# Superduty steering question



## kc2006 (Oct 16, 2005)

For those of you with superduties, when you hook your plow up, does the extra front end weigh cause your steering wheel to go off? Like instead of sitting straight it'll be at an angle?

My truck sat really low when I got it so I did add a leafs which brought it up a good 3"-3.5", I put the track bar relocation bracket on as skyjacker suggested. I'm wondering if I need a drop pitman arm too? It's got horrible bump steer, which makes me think that.


----------



## weareweird69 (Dec 10, 2010)

Ideally, you want your track bar and your drag link to be parallel.

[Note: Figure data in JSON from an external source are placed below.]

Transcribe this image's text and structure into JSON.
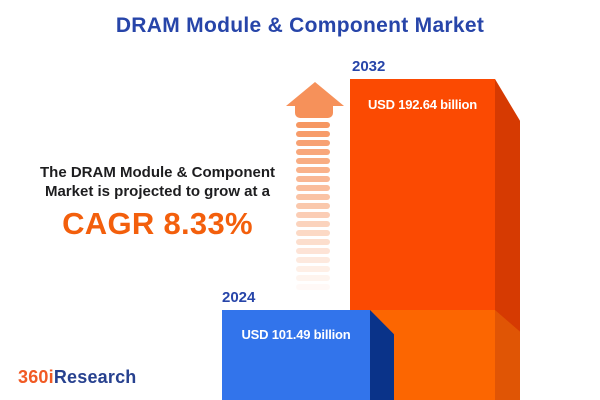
{
  "title": "DRAM Module & Component Market",
  "annotation": {
    "line1": "The DRAM Module & Component",
    "line2": "Market is projected to grow at a",
    "cagr": "CAGR 8.33%"
  },
  "bars": [
    {
      "year": "2024",
      "value_label": "USD 101.49 billion"
    },
    {
      "year": "2032",
      "value_label": "USD 192.64 billion"
    }
  ],
  "logo": {
    "part1": "360i",
    "part2": "Research"
  },
  "colors": {
    "background": "#FFFFFF",
    "title-blue": "#2745A9",
    "year-blue": "#2745A9",
    "bar-blue": "#3274EB",
    "bar-blue-side": "#0A3389",
    "bar-orange": "#FB4A02",
    "bar-orange-side": "#D63A02",
    "bar-orange-light": "#FC6601",
    "bar-orange-light-side": "#E05505",
    "arrow-orange": "#F6915A",
    "cagr-orange": "#F35F0C",
    "logo-orange": "#F15A24",
    "logo-blue": "#27418F",
    "text-dark": "#1D1D1F",
    "value-text": "#FFFFFF"
  },
  "chart_data": {
    "type": "bar",
    "title": "DRAM Module & Component Market",
    "categories": [
      "2024",
      "2032"
    ],
    "values": [
      101.49,
      192.64
    ],
    "unit": "USD billion",
    "value_labels": [
      "USD 101.49 billion",
      "USD 192.64 billion"
    ],
    "cagr_percent": 8.33,
    "annotation": "The DRAM Module & Component Market is projected to grow at a CAGR 8.33%",
    "bar_colors": [
      "#3274EB",
      "#FB4A02"
    ],
    "axes": "none",
    "legend": "none",
    "grid": false,
    "source_logo": "360iResearch"
  }
}
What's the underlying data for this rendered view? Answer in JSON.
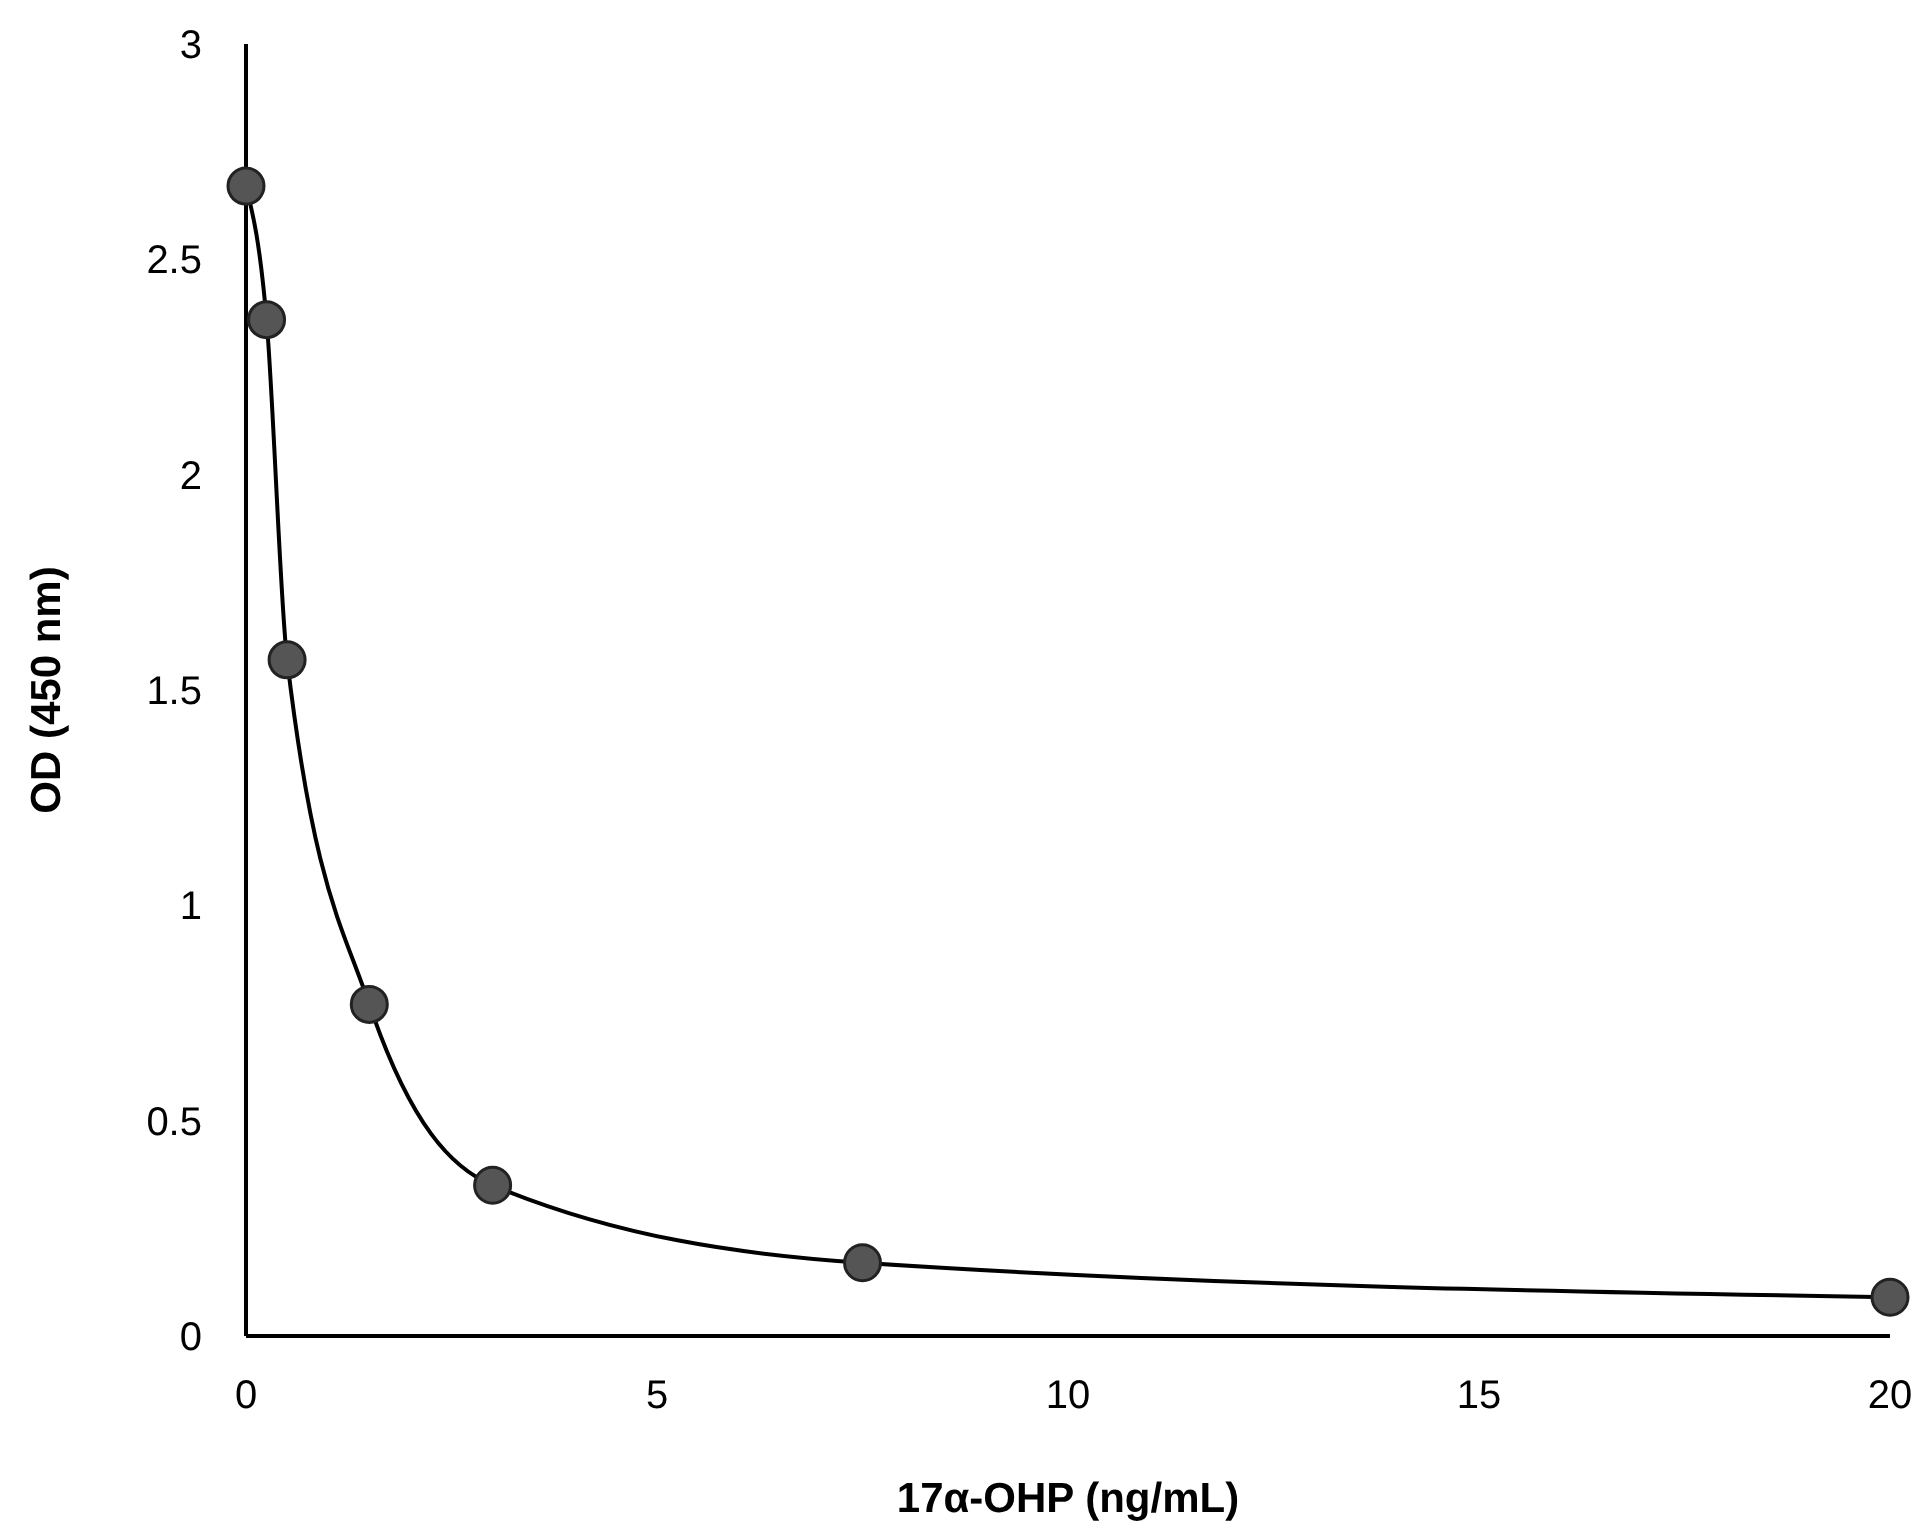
{
  "chart_data": {
    "type": "line",
    "xlabel": "17α-OHP (ng/mL)",
    "ylabel": "OD (450 nm)",
    "xlim": [
      0,
      20
    ],
    "xticks": [
      0,
      5,
      10,
      15,
      20
    ],
    "ylim": [
      0,
      3
    ],
    "yticks": [
      0,
      0.5,
      1,
      1.5,
      2,
      2.5,
      3
    ],
    "grid": false,
    "marker": "circle",
    "line_style": "solid",
    "series": [
      {
        "color": "#000000",
        "x": [
          0,
          0.25,
          0.5,
          1.5,
          3,
          7.5,
          20
        ],
        "values": [
          2.67,
          2.36,
          1.57,
          0.77,
          0.35,
          0.17,
          0.09
        ]
      }
    ]
  }
}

A drop pitman arm would probably help if you went up that much, and you dropped the track bar down.

What year truck?

I have 06 running gear on my 95 F250, and my trackbar and drag link arent perfectly parallel, and it gives me a SMALL amount of bumpsteer.


----------



## kc2006 (Oct 16, 2005)

it's a 99. I'll have to look tomorrow to see what they look like.


----------



## weareweird69 (Dec 10, 2010)

In that photo, they have a 6.5" lift, and it looks like the pitman arm, and the track bar are about level to one another where they mount. so, yours should be somewhere in that area

Here is another picture, you can see they are almost parallel, this truck has a lift on it as well. a 2.5" leveling kit.


----------